The criminal acts continued early Sunday morning, Sept. 10, in the student neighborhood. UD Police apprehended six male suspects around 2:15 a.m. in the 400 block of Kiefaber Street after the
department received a complaint over an alleged assault. The non-student suspects aged between 15 and 21 years old fit the description of a group involved in a physical altercation that took place outside 219 Lowes St.

After residents of the Lowes Street house refused to press assault charges, UD police cited five of the suspects with criminal trespassing which will prohibit them from entering campus property again, Burt said. The sixth suspect was in violation of his curfew set forth by prior Greene County Juvenile Court convictions and will be charged through the Xenia, Ohio court for the violation on a pending date.

Randall Groesbeck, a police department major and the director of administration and security for the Department of Public Safety, sent a student advisory email Sunday, Sept. 9, to UD students, faculty and staff reporting a robbery that occurred at about the same time and place of the previous suspects’ apprehension. A male student was reportedly walking in the 400 block of Kiefaber Street at about 2:15 a.m. when four black males silently approached him. According to the student advisory, one of the males punched the student before they took his cell phone in its case, a debit card and his ID card.

Burt said he’s confident the males suspected of robbing the student weren’t the same involved in the Lowes Street dispute because they were escorted off campus and had conflicting descriptions.

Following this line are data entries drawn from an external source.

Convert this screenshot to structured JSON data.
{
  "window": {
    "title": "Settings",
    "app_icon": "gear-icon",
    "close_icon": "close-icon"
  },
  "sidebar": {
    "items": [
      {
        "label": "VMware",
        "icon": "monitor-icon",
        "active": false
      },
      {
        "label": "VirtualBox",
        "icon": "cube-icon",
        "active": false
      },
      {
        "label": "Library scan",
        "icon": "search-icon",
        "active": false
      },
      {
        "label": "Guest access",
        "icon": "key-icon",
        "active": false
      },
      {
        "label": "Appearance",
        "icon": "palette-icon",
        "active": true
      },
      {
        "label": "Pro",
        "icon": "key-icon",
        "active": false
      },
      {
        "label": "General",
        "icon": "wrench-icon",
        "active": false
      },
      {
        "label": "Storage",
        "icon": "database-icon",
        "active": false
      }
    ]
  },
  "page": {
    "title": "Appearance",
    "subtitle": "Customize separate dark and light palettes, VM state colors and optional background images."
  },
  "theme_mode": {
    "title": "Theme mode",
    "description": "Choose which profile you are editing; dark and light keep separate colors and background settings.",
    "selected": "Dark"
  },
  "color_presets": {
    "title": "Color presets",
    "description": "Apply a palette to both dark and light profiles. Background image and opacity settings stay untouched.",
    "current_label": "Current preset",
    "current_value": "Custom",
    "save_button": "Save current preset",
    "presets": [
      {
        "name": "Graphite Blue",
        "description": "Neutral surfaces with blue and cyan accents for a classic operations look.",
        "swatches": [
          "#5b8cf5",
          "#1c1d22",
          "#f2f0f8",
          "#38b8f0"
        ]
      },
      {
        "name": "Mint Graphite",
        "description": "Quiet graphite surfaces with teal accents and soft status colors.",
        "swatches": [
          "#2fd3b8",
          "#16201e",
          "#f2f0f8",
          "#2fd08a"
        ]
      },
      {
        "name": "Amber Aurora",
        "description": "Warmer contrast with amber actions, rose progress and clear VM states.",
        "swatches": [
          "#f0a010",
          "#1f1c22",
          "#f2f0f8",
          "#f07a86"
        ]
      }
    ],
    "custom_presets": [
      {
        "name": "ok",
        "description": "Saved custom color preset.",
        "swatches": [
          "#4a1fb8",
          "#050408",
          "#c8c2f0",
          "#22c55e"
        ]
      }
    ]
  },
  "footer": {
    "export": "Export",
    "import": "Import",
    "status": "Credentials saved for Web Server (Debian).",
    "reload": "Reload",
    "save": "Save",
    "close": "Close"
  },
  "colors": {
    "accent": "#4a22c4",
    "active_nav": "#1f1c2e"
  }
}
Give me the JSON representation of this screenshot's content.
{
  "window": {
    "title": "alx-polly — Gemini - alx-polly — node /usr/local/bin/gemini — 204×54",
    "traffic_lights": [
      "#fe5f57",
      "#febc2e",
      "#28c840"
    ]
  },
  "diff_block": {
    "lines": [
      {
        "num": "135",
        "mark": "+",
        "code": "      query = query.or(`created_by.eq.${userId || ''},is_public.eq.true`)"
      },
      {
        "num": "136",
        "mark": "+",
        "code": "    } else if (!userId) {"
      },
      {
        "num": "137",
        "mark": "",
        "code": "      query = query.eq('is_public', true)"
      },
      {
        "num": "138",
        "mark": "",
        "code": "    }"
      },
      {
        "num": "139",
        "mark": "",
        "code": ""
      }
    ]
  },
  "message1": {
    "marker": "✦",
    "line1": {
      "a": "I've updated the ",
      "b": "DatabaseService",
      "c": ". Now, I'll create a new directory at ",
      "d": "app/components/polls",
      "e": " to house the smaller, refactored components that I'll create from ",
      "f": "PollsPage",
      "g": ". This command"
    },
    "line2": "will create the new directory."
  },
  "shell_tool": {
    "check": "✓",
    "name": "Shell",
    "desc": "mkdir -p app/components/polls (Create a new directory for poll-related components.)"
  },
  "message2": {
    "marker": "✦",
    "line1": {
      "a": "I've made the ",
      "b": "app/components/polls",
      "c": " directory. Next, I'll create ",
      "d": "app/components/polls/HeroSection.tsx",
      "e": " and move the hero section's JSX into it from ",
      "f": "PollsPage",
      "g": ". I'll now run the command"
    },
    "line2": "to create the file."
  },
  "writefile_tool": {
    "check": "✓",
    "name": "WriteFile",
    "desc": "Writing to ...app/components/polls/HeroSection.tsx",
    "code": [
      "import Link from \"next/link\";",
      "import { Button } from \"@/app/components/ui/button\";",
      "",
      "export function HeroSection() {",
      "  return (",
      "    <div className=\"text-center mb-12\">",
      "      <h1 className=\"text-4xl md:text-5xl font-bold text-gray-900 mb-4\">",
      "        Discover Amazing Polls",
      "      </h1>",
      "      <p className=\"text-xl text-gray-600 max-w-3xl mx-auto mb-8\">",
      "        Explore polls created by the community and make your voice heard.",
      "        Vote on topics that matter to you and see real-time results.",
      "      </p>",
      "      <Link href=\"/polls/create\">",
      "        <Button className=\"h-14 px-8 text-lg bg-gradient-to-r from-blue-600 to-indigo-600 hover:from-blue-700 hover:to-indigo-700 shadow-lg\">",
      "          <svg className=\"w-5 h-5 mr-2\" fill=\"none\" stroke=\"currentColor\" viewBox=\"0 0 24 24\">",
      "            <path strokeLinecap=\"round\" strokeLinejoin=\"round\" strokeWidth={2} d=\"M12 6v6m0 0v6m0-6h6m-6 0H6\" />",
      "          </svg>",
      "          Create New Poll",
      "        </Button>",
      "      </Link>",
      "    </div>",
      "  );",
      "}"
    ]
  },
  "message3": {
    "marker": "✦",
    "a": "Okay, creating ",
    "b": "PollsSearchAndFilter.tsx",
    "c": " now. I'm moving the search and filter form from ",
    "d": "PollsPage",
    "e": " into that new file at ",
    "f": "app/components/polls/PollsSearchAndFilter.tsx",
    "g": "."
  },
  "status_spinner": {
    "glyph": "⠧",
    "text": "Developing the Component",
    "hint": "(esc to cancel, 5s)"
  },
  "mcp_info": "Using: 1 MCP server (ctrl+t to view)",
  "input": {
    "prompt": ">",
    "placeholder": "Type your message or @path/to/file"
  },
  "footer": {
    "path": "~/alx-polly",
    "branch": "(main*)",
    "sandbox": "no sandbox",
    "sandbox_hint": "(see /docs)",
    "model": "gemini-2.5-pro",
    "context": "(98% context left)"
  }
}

Suspects involved in the Fairgrounds neighborhood and Kiefaber Street robberies have yet to be apprehended as investigations continue.

While much of the crime on campus is committed by non-students, Burt said the university’s open-campus policy and issues associated with profiling inhibit UD police from prohibiting people on campus to prevent such crimes.

“Really it just comes down to diligent patrolling and response in combating these crimes,” he said. “Students need to do us a favor and be more alert to their surroundings, too. Sobriety helps.”

Junior communication major Caitlin O’Connor, who lives in the 400 block of Kiefaber Street, said the recent incidents that transpired outside her house and in the Fairgrounds neighborhood have made her and her roommates take some extra precautions at night and on the weekends.

“We’re definitely a little more careful now,” she said. “We all make sure all of the doors are locked at night and we don’t let any of our friends walk alone at night anymore.”